Multiple vulnerabilities in SHARP routers

Overview

SHARP routers contain multiple vulnerabilities.

Products Affected

CVE-2024-45721, CVE-2024-46873, CVE-2024-47864, CVE-2024-52321
For NTT DOCOMO, INC.

• home 5G HR02 versions S5.82.00 and earlier
• Wi-Fi STATION SH-52B versions S3.87.11 and earlier
• Wi-Fi STATION SH-54C versions S6.60.00 and earlier

CVE-2024-46873, CVE-2024-52321
For NTT DOCOMO, INC.

• Wi-Fi STATION SH-05L versions 01.00.C0 and earlier

For SoftBank Corp.

• PocketWifi 809SH versions 01.00.B9 and earlier

For KDDI CORPORATION

• Speed Wi-Fi NEXT W07 versions 02.00.48 and earlier

CVE-2024-54082
For NTT DOCOMO, INC.

• home 5G HR02 versions S5.82.00 and earlier
• Wi-Fi STATION SH-54C versions S6.60.00 and earlier

Description

SHARP routers contain multiple vulnerabilities listed below.
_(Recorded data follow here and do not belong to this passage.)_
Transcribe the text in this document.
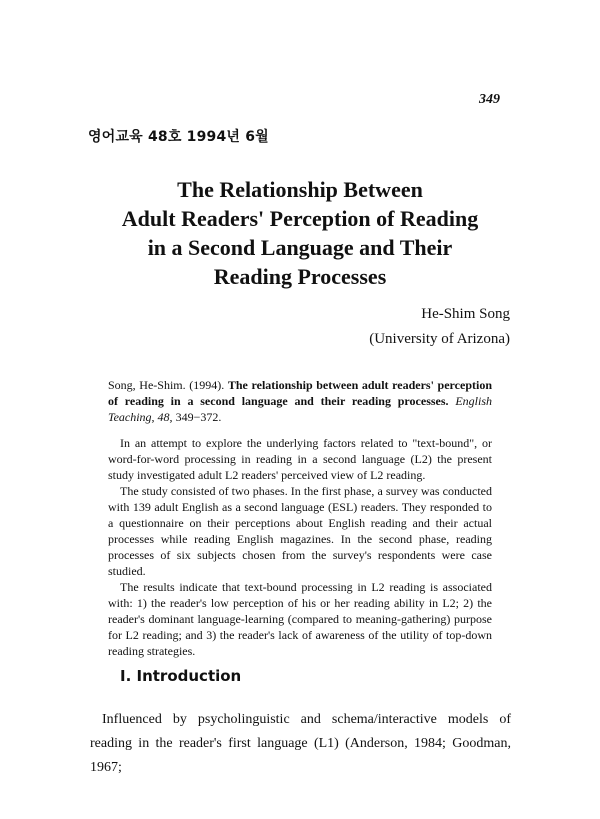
349
영어교육 48호 1994년 6월
The Relationship Between
Adult Readers' Perception of Reading
in a Second Language and Their
Reading Processes
He-Shim Song
(University of Arizona)

Song, He-Shim. (1994). The relationship between adult readers' perception of reading in a second language and their reading processes. English Teaching, 48, 349−372.

In an attempt to explore the underlying factors related to "text-bound", or word-for-word processing in reading in a second language (L2) the present study investigated adult L2 readers' perceived view of L2 reading.

The study consisted of two phases. In the first phase, a survey was conducted with 139 adult English as a second language (ESL) readers. They responded to a questionnaire on their perceptions about English reading and their actual processes while reading English magazines. In the second phase, reading processes of six subjects chosen from the survey's respondents were case studied.

The results indicate that text-bound processing in L2 reading is associated with: 1) the reader's low perception of his or her reading ability in L2; 2) the reader's dominant language-learning (compared to meaning-gathering) purpose for L2 reading; and 3) the reader's lack of awareness of the utility of top-down reading strategies.

I. Introduction

Influenced by psycholinguistic and schema/interactive models of reading in the reader's first language (L1) (Anderson, 1984; Goodman, 1967;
• OS command injection vulnerability in the HOST name configuration screen (CWE-78)
  • CVSS:3.0/AV:N/AC:L/PR:H/UI:N/S:U/C:H/I:H/A:H Base Score 7.2
  • CVE-2024-45721
• The hidden debug function is enabled (CWE-489)
  • CVSS:3.0/AV:N/AC:L/PR:N/UI:N/S:U/C:H/I:H/A:H Base Score 9.8
  • CVE-2024-46873
• Buffer overflow vulnerability in the hidden debug function (CWE-120)
  • CVSS:3.0/AV:N/AC:L/PR:N/UI:N/S:U/C:N/I:N/A:L Base Score 5.3
  • CVE-2024-47864
• Improper authentication vulnerability in the configuration backup function (CWE-497)
  • CVSS:3.0/AV:N/AC:H/PR:N/UI:N/S:U/C:H/I:N/A:N Base Score 5.9
  • CVE-2024-52321
• OS command injection vulnerability in the configuration restore function (CWE-78)
  • CVSS:3.0/AV:N/AC:L/PR:H/UI:N/S:U/C:H/I:H/A:H Base Score 7.2
  • CVE-2024-54082

Solution

Update the firmware
Update the firmware to the latest version according to the information provided by the developer.

Credit

Shuto Imai of LAC Co., Ltd. reported these vulnerabilities to IPA.
JPCERT/CC coordinated with the developer under Information Security Early Warning Partnership.